Correctness vs cuBLAS:
  Max absolute error:  0.750000
  Mean absolute error: 0.035081
  Mean relative error: 0.003848
  Mismatched elements: 0 / 16777216
  Status: PASS

The 0.4% mean relative error confirms correctness. The max errors are expected — FP16 arithmetic is not associative, so two correct implementations with different accumulation orders produce different results for near-zero elements.

Profiling: CUDA Cores vs Tensor Cores

The most interesting part of Phase 0 is profiling the naive kernel against cuBLAS with Nsight Compute using SM100-native metrics.
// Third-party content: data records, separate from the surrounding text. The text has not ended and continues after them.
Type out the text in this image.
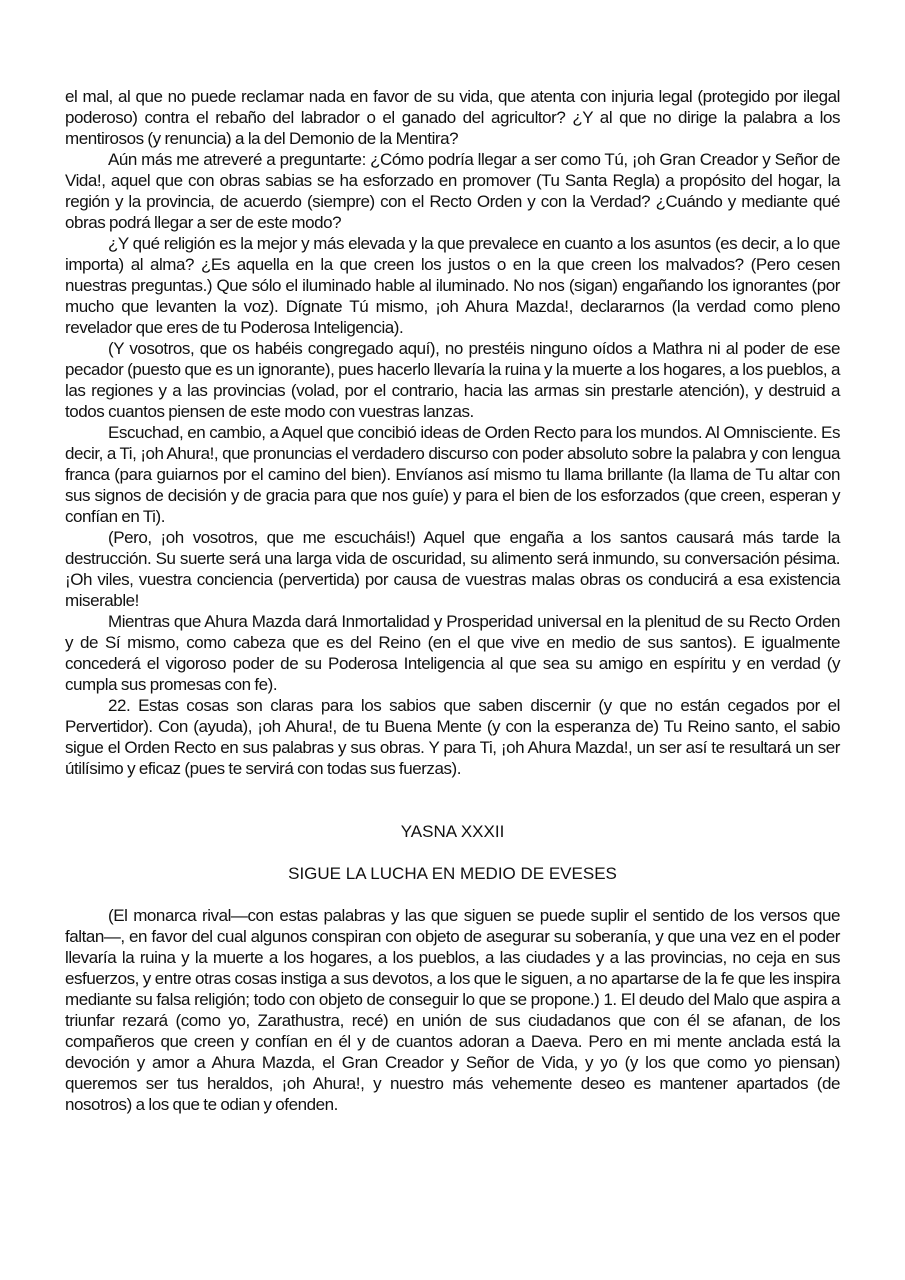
el mal, al que no puede reclamar nada en favor de su vida, que atenta con injuria legal (protegido por ilegal poderoso) contra el rebaño del labrador o el ganado del agricultor? ¿Y al que no dirige la palabra a los mentirosos (y renuncia) a la del Demonio de la Mentira?

Aún más me atreveré a preguntarte: ¿Cómo podría llegar a ser como Tú, ¡oh Gran Creador y Señor de Vida!, aquel que con obras sabias se ha esforzado en promover (Tu Santa Regla) a propósito del hogar, la región y la provincia, de acuerdo (siempre) con el Recto Orden y con la Verdad? ¿Cuándo y mediante qué obras podrá llegar a ser de este modo?

¿Y qué religión es la mejor y más elevada y la que prevalece en cuanto a los asuntos (es decir, a lo que importa) al alma? ¿Es aquella en la que creen los justos o en la que creen los malvados? (Pero cesen nuestras preguntas.) Que sólo el iluminado hable al iluminado. No nos (sigan) engañando los ignorantes (por mucho que levanten la voz). Dígnate Tú mismo, ¡oh Ahura Mazda!, declararnos (la verdad como pleno revelador que eres de tu Poderosa Inteligencia).

(Y vosotros, que os habéis congregado aquí), no prestéis ninguno oídos a Mathra ni al poder de ese pecador (puesto que es un ignorante), pues hacerlo llevaría la ruina y la muerte a los hogares, a los pueblos, a las regiones y a las provincias (volad, por el contrario, hacia las armas sin prestarle atención), y destruid a todos cuantos piensen de este modo con vuestras lanzas.

Escuchad, en cambio, a Aquel que concibió ideas de Orden Recto para los mundos. Al Omnisciente. Es decir, a Ti, ¡oh Ahura!, que pronuncias el verdadero discurso con poder absoluto sobre la palabra y con lengua franca (para guiarnos por el camino del bien). Envíanos así mismo tu llama brillante (la llama de Tu altar con sus signos de decisión y de gracia para que nos guíe) y para el bien de los esforzados (que creen, esperan y confían en Ti).

(Pero, ¡oh vosotros, que me escucháis!) Aquel que engaña a los santos causará más tarde la destrucción. Su suerte será una larga vida de oscuridad, su alimento será inmundo, su conversación pésima. ¡Oh viles, vuestra conciencia (pervertida) por causa de vuestras malas obras os conducirá a esa existencia miserable!

Mientras que Ahura Mazda dará Inmortalidad y Prosperidad universal en la plenitud de su Recto Orden y de Sí mismo, como cabeza que es del Reino (en el que vive en medio de sus santos). E igualmente concederá el vigoroso poder de su Poderosa Inteligencia al que sea su amigo en espíritu y en verdad (y cumpla sus promesas con fe).

22. Estas cosas son claras para los sabios que saben discernir (y que no están cegados por el Pervertidor). Con (ayuda), ¡oh Ahura!, de tu Buena Mente (y con la esperanza de) Tu Reino santo, el sabio sigue el Orden Recto en sus palabras y sus obras. Y para Ti, ¡oh Ahura Mazda!, un ser así te resultará un ser útilísimo y eficaz (pues te servirá con todas sus fuerzas).

YASNA XXXII

SIGUE LA LUCHA EN MEDIO DE EVESES

(El monarca rival—con estas palabras y las que siguen se puede suplir el sentido de los versos que faltan—, en favor del cual algunos conspiran con objeto de asegurar su soberanía, y que una vez en el poder llevaría la ruina y la muerte a los hogares, a los pueblos, a las ciudades y a las provincias, no ceja en sus esfuerzos, y entre otras cosas instiga a sus devotos, a los que le siguen, a no apartarse de la fe que les inspira mediante su falsa religión; todo con objeto de conseguir lo que se propone.) 1. El deudo del Malo que aspira a triunfar rezará (como yo, Zarathustra, recé) en unión de sus ciudadanos que con él se afanan, de los compañeros que creen y confían en él y de cuantos adoran a Daeva. Pero en mi mente anclada está la devoción y amor a Ahura Mazda, el Gran Creador y Señor de Vida, y yo (y los que como yo piensan) queremos ser tus heraldos, ¡oh Ahura!, y nuestro más vehemente deseo es mantener apartados (de nosotros) a los que te odian y ofenden.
cuBLAS on B200 dispatches a CUTLASS SM100 kernel (cutlass3x_sm100_tensorop_h256x256x16gemm_..._2sm) that uses tcgen05.mma with 2-SM cooperative tiles and TMA for all data movement. Here’s what the profiles look like side by side:

MetricNaive GEMMcuBLASRatio
Duration16.91 ms178.40 us95x
Instructions executed6.0 billion3.9 million1520x
IPC2.340.220.09x
Highest pipelineFMA (42.1%)TMEM (75.8%)
SMEM/block8.32 KB231.42 KB28x
L1 global loads50.3M0

A few observations:

  • 1520x fewer instructions. Each tcgen05.mma retires an entire tile of multiply-accumulates in one instruction. The naive kernel issues individual FMA instructions per element pair. This ratio alone captures why tensor cores exist.

  • TMEM is the bottleneck for cuBLAS, and that’s expected. Nsight Compute’s full profile identifies TMEM as the highest-utilized pipeline at 75.8%, encompassing UTCMMA, LDT/STT, UTCCP, and UTCSHIFT operations. Being bottlenecked on the tensor memory pipeline means compute is the limiter, not data movement — the optimal operating point for a GEMM kernel.

  • The IPC paradox. Our kernel has 10x higher IPC (2.34 vs 0.22 instructions per cycle), yet runs 95x slower. cuBLAS’s low IPC reflects that each issued instruction does orders of magnitude more work. High IPC on scalar instructions doesn’t compensate for hardware-accelerated matrix operations.

  • TMA at 1%. cuBLAS loads all data through TMA (zero L1 global loads), but the TMA pipeline barely registers at 1% utilization because loads complete asynchronously and overlap entirely with MMA compute. The naive kernel routes 50 million accesses through L1 via explicit loads.

  • cuBLAS uses 231 KB of shared memory per block. Each 2-SM cluster consumes nearly the full 256 KB available, limiting occupancy to 1 block per SM. Despite only 12.5% theoretical occupancy, the kernel achieves 75.8% pipeline utilization through deep instruction-level parallelism within the few active warps. Low occupancy is intentional and expected for GEMM.

  • Register spills dominate the naive kernel. The full profile reveals that 94% of our kernel’s L1 traffic is local memory — the 128 FP32 accumulators per thread spill from registers to thread-private global memory. Each local load/store uses only 1 of 32 bytes per sector, a 32x bandwidth waste from strided access patterns. This is the dominant bottleneck, not the CUDA-core FMA throughput.

What’s Next

Phase 0 established that the tcgen05 pipeline works end-to-end on real hardware and gave us a cuBLAS profile to benchmark against. The 76% TC pipe utilization is the target to match.

Phase 1 moves from CUDA cores to tcgen05.mma for the actual GEMM kernels that will drive inference.

The full Phase 0 report with detailed profiling data is at docs/phase0.md.